The clinical presentation of FD, a lysosomal storage disease caused by a lack of alpha-galactosidase A, varies greatly patient-to-patient. Because of this, a true diagnosis of the disease may be delayed or the condition may be completely misdiagnosed, as it often masquerades as a rheumatological disease. Subsequently, FD patients are initiated on immunomodulators, such as HCQ, which increase lysosomal pH and inactivate lysosomal enzymes. “Thus, both FD and HCQ inactivate lysosomal enzymes resulting in lysosomal lipidosis, the former being inherited-lipidosis and the latter being acquired-lipidosis,” the authors explained. Reports of patients who experienced HCQ toxicity mimicking or worsening FD have been reported.

In this report, the cases of 4 female FD patients (age, 50-77 years old) who tolerated the discontinuation of HCQ without experiencing a recurrence of “rheumatological” symptoms were presented. Three of the patients were receiving either enzyme replacement therapy or oral chaperone therapy. The cumulative lifetime dose of HCQ was reported to be between 1095g and 1374g over approximately 8 to 11 years.

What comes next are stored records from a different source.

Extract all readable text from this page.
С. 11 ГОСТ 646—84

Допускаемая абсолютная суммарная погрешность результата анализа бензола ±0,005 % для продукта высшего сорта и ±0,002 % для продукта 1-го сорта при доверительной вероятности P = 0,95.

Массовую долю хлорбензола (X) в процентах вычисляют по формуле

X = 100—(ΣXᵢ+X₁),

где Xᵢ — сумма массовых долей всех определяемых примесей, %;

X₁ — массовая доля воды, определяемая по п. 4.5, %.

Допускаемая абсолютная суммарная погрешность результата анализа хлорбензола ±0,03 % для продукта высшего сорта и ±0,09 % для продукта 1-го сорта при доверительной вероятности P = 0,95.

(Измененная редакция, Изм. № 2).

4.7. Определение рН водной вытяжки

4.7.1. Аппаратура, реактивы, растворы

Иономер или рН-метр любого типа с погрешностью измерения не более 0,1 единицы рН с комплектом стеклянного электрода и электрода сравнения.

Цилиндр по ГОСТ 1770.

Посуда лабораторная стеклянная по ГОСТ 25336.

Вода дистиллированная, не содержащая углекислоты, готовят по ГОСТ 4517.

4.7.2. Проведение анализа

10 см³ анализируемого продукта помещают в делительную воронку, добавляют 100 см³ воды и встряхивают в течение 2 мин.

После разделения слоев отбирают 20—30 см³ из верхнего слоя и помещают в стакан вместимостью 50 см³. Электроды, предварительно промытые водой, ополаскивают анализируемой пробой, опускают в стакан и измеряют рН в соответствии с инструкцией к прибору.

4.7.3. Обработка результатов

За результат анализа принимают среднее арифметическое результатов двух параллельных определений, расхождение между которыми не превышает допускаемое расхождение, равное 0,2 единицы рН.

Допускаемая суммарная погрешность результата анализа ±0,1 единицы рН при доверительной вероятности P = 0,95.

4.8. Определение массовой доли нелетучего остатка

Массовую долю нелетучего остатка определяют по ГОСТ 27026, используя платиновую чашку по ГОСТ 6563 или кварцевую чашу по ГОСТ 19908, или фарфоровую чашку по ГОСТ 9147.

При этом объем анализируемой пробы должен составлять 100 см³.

Findings of the analysis revealed that 2 patients had evidence of myopathy with increased levels of creatine phosphokinase. Although these levels decreased upon cessation of HCQ, disease progression still occurred in these patients. “The first patient had biopsy-proven HCQ toxicity and eventually died from a multifactorial neuromyopathy,” the authors reported. For the second patient, the biopsy revealed FD progression only. Although the other 2 patients were asymptomatic and did not have evidence of either HCQ toxicity or disease progression, HCQ was discontinued out of precaution.

“In conclusion, patients with FD are often misdiagnosed and treated with HCQ,” the authors stated. They added, “Due to their similar mechanism of action resulting in a lysosomal storage disorder, the combination of FD and HCQ may increase HCQ toxicity, decrease the effectiveness of FD treatment, and/or accelerate the progression of FD.”


Kapoor S, Ramani R, Ortiz D, Boyd-Shiwarski C. Hydroxychloroquine use and toxicity in patients with Fabry disease: A case series. Presented at: 17th Annual WORLDSymposium; February 8-12, 2020. Poster #112.